Я поразмыслил и ответил:

— Сортир.

— Но почему?

— Потому что в этой истории сортир — место преступления. Самое сильное место.

— Как для вас Малайзия?

«Это следовало предвидеть».

— Если вы хотите поговорить об Азии, — сказал я, — то пройдите к Зейну. Его тайно наградили Почетной медалью Конгресса за тамошнюю службу. Его война давно закончилась, задолго до того, как прорезался я. Теперь единственное, что у него осталось, — эта железяка в его платяном шкафу плюс то, от чего он поседел и что заставляет его в ужасе просыпаться по ночам.

— А что заставляет в ужасе просыпаться вас, Вик?

— Слушайте, сегодня мы встречаемся в последний раз. Какой смысл копаться во всем этом теперь?

— Огромный смысл. Поскольку это последний раз, вам гораздо безопаснее рассказать все мне, чем доктору Якобсену, когда тот вернется.

— Уж будто вы не оставите ему свои записи! Передавая их, вы сможете задержаться.

— Это вас задержали, Вик.

— Ну и что? Сидеть в Замке — не самый плохой вариант.

— Но как же свободная жизнь, Вик? Возможность выбора?

Я молчал. Секундная стрелка описала круг.

— Как вы относитесь к остальным?

— Чрезвычайно осторожно. Они не любят, чтобы их трогали.

— Полагаю, вы говорите серьезно. Но если вы воспринимаете меня, как… — Он пожал плечами. — Итак, спрашиваю снова: как вы относитесь к остальным?
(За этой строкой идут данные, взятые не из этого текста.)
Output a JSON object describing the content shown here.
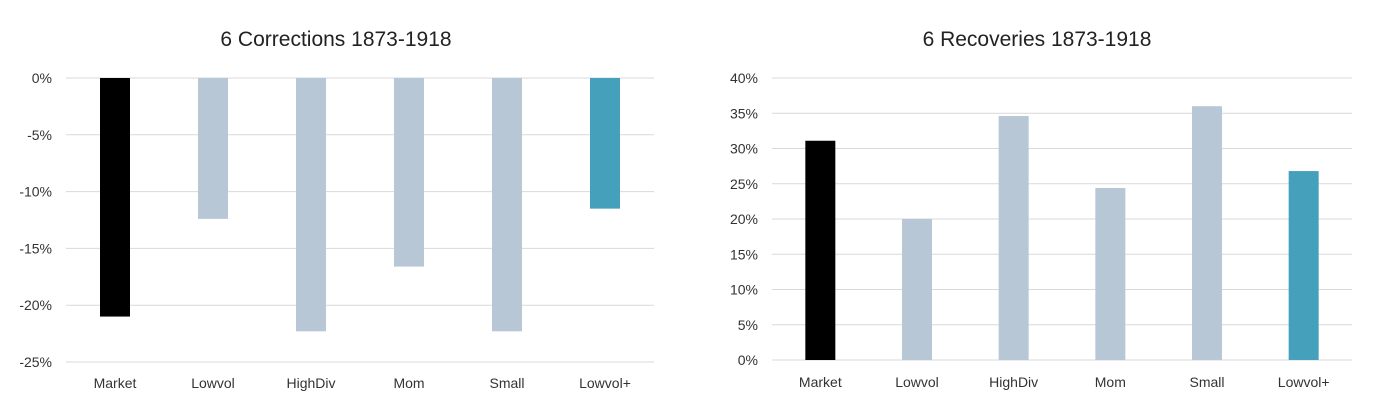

— Они все как бы выжжены изнутри, все до единого. Бывают хорошие дни, когда они просто вымотаны. А бывают плохие, когда они не в себе. Я то злюсь, то смеюсь, глядя на них. Но мы понимаем друг друга лучше, чем вы, доктора и сестры, может быть, потому, что мы были тами переступили черту. А вы — нет. Нас держат взаперти. А вас — нет. Мы заодно. И вы тоже. Пятеро с одной стороны, четверо — с другой… Получается, они — все, что у меня осталось.